Create a snapshot from images from Amazon Elastic Container Registry.

Daytona pulls private ECR images via cross-account IAM role assumption. You create a role in your AWS account that trusts Daytona’s broker principal, and Daytona assumes it on every pull to fetch a short-lived ECR token.

  • Daytona Broker ARN

    The IAM principal Daytona uses to assume into your role. Self-hosted: substitute the IAM role your API pods assume (e.g. via IRSA).

    arn:aws:iam::967657494466:role/DaytonaEcrCredentialBroker

  • External ID

    Your Daytona organization ID, visible in the dashboard URL (/dashboard/<orgId>/...) and on your organization settings page.

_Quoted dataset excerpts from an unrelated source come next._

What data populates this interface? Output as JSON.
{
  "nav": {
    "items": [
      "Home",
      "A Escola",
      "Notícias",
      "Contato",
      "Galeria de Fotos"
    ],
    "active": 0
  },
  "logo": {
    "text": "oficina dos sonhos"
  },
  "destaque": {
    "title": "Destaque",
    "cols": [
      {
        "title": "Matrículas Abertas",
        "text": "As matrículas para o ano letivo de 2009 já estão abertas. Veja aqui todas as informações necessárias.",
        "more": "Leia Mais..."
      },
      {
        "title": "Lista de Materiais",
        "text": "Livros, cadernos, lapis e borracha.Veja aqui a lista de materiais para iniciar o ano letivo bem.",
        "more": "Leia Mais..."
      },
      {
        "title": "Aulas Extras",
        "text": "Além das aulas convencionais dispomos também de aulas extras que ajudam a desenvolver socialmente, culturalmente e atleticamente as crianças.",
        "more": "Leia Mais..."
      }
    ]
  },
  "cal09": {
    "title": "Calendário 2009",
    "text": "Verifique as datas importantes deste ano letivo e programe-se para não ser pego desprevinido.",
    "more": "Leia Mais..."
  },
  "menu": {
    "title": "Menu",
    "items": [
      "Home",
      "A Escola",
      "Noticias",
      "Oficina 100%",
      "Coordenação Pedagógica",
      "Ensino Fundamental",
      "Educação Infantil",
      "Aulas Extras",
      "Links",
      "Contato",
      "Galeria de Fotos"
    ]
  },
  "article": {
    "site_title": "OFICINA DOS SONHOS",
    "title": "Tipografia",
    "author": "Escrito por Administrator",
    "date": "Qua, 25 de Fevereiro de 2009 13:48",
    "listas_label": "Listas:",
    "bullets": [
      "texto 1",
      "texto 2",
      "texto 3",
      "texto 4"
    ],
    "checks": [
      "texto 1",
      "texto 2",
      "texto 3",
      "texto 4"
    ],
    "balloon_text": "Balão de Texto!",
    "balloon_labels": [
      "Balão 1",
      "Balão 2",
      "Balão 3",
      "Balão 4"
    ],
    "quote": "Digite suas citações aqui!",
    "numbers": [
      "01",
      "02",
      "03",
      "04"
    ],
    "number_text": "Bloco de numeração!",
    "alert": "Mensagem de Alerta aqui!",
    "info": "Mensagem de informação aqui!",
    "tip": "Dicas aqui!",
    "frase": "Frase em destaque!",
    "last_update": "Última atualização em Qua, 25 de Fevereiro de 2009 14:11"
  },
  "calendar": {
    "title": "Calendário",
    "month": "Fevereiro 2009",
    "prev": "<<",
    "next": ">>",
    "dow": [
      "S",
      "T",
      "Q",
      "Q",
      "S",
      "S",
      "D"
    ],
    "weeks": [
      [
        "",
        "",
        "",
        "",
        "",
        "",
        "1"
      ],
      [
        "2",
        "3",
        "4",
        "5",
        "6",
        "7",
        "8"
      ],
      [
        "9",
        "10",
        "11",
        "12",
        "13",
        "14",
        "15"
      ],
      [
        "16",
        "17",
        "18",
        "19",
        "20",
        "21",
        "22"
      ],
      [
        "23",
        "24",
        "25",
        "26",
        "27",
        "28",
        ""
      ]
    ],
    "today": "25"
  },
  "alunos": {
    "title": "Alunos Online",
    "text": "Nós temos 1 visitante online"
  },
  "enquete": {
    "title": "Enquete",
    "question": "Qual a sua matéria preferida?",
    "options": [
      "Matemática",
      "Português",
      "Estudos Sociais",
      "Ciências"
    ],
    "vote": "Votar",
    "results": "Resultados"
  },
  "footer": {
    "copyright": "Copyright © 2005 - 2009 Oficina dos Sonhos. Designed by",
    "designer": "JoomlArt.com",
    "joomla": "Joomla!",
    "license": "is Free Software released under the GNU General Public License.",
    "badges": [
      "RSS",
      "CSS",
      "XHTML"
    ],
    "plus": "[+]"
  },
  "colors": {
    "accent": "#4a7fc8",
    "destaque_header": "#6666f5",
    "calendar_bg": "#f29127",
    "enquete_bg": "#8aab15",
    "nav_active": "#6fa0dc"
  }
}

  1. Create an IAM role in your AWS account

    • Trust policy
    {
    "Version": "2012-10-17",
    "Statement": [{
    "Effect": "Allow",
    "Principal": { "AWS": "arn:aws:iam::967657494466:role/DaytonaEcrCredentialBroker" },
    "Action": "sts:AssumeRole",
    "Condition": {
    "StringEquals": {
    "sts:ExternalId": "<YOUR_EXTERNAL_ID>"
    }
    }
    }]
    }
    • Permissions policy (read-only on ECR)
    {
    "Version": "2012-10-17",
    "Statement": [{
    "Effect": "Allow",
    "Action": [
    "ecr:GetAuthorizationToken",
    "ecr:BatchCheckLayerAvailability",
    "ecr:GetDownloadUrlForLayer",
    "ecr:BatchGetImage"
    ],
    "Resource": "*"
    }]
    }
  2. Go to Daytona Registries ↗

  3. Click Add Registry and select the Amazon ECR tab

  4. Input the following fields:

    • Registry URL: <account_id>.dkr.ecr.<region>.amazonaws.com
    • Role ARN: the role you created in step 1

    Password is not used for ECR. Daytona resolves credentials server-side by assuming the role you created in step 1, using your organization ID as the AssumeRole ExternalId.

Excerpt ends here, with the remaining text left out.